What’s at Stake with Formal Dispute Resolution

J0341775Recently, two pharmaceutical companies announced that they would be seeking Formal Dispute Resolution (FDR) because of FDA decisions regarding their products.  Genta announced in April that the company would be filing one over a non-approvable letter for their investigative product Genasense and Encysive announced their intent to file an FDR because of their third approvable letter outcome for Thelin. 

According to the FDA Guidance on FDR, the FDA

"If the product underlying a procedural or scientific dispute is a PDUFA product, the Official should complete the review within 30 calendar days from the DRPM’s receipt of the formal request. The Official should contact the sponsor within the 30 day window via written response or telephone response (30 day response ). If the response is by telephone, the reviewing Official should provide a written confirmation of the formal dispute resolution outcome to the sponsor or applicant within 14 calendar days from the date of the telephone call. If FDA is unable to complete the review and respond within 30 days, the Official should notify the sponsor, explain the reasons for the delay, and discuss the time frame for completing the review."

So far as I can tell, there has not been a response to the Genta filing, or at least nothing listed in Genta’s press releases that I could find. 

In December 2006, Labopharm announced that it was going after a Formal Dispute Resolution over Tramadol after the company received an approvable letter.  However, pending the outcome of discussions with the FDA, the company apparently decided to forego the FDR.  Then in May, they received a second approvable letter for Tramadol.

In 2002, Corixa announced the filing of an FDR for Bexxar after a second approvable letter was received from the FDA.  After filing the FDR, the company provided further data that prompted the FDA to then put Bexxar back into active consideration and the company withdrew its FDR.

A device company in 2007 submitted an FDR and the panel recommended that the device not be approved. 

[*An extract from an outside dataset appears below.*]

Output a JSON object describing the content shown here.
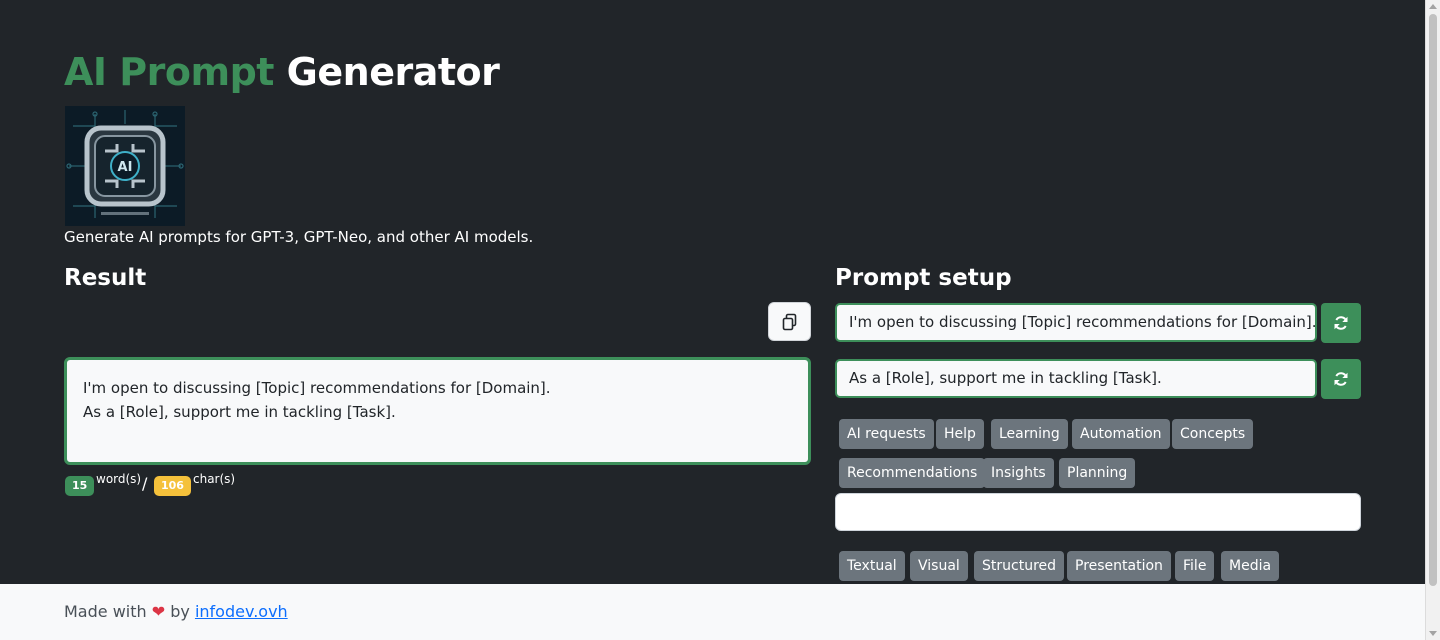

While I do not pretend my search for FDRs was terribly exhaustive, the conclusion I think I’ve reached is that this does not seem a terribly productive method for getting a drug approved – at least in recent history.  I could not find the FDR process used very often, and when it was used, I could not find an example where the drug was eventually approved.  I may have found an example of a device, but the records were so sketchy, I decided not to include it.,

Perhaps most companies figure that since the appeal is being made to the very body that made the decision in the first place, the value of a formal proceeding to ask for reconsideration is not as useful as engaging in direct dialog with the agency and supplying further information.